Incoming Northwestern senior Jillian Foley still uses Navy Federal Credit Union, and said her mom opened up an account for her when she was in eighth grade in Annapolis, Md.

“That’s where all of my money has always gone,” she said. “It didn’t make sense for me to switch to another bank.”

Every time Foley goes home, she takes at least $100 from her ATM account, which is right by her local grocery store. There are also two Navy Federal branches close to home.

“I’m kind of shocked,” she said, after calculating at least $100 spent on ATM fees in her last two years on campus. “When it comes up, it is a huge pain.”

U.S. Bank has been the bank partner of the WildCARD program since 2004. At the time Northwestern was the 24th educational institutional partnership with U.S. Bank.

Art Monge, manager of WildCARD and vending at Northwestern, said he anticipates the bank’s seven-year contract to continue past 2011.

Before U.S. Bank came to Northwestern, LaSalle Bank partnered with Northwestern’s WildCARD program in 1999. Issues over the Chicago-area bank’s limited access, inexperience with university card programs and poor customer service led to a change after the contract was up after five years, Monge said. Northwestern then put out numerous requests for proposals in search of a new bank to “best fit what the university was looking for,” he said.

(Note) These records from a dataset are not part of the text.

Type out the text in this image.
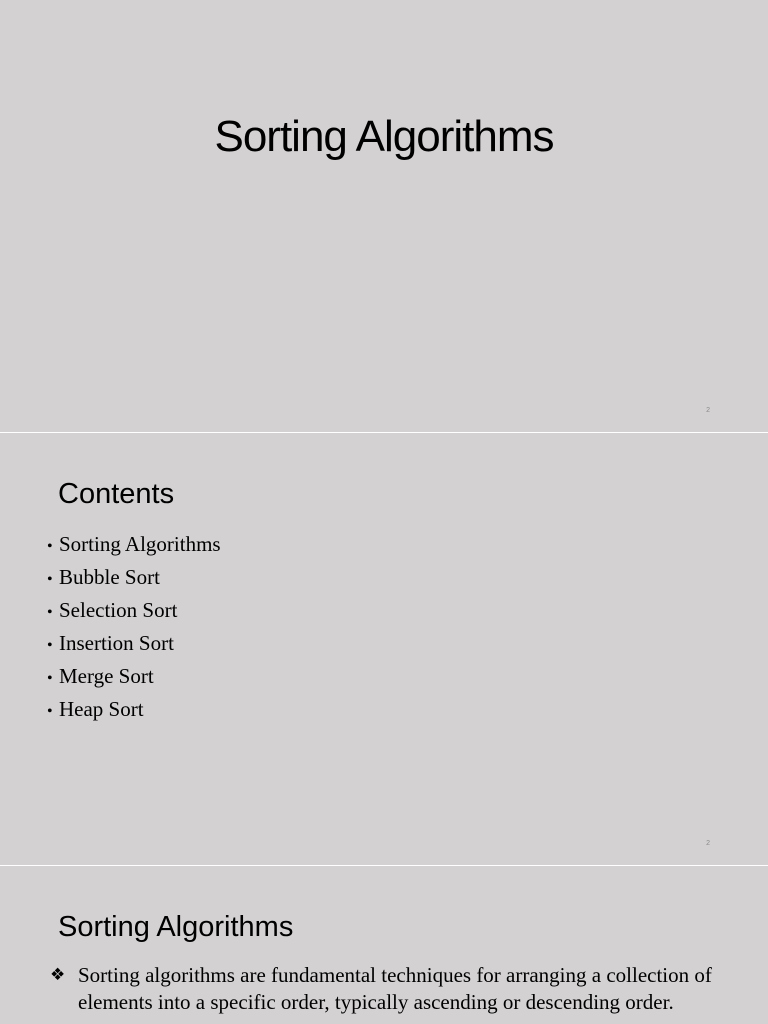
Sorting Algorithms
2
Contents
• Sorting Algorithms
• Bubble Sort
• Selection Sort
• Insertion Sort
• Merge Sort
• Heap Sort
2
Sorting Algorithms
❖ Sorting algorithms are fundamental techniques for arranging a collection of elements into a specific order, typically ascending or descending order.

“That RFP made it a point: customer service, extended hours — beyond 5 p.m., weekend hours, primarily Saturday — and more of a nationally known bank,” he said.

On a busy Thursday afternoon around lunchtime the short lines move quickly at U.S. Bank’s Northwestern branch. Skipitaris’ “Hey, buddy!” greetings are the norm, and students don’t trash their receipts immediately. Skipitaris attaches inspirational quotes—including Andy Warhol’s “making money is art and working is art and good business is the best art” — to personalize the bank’s service.

“People look for it now,” Skipitaris said. “They expect it.”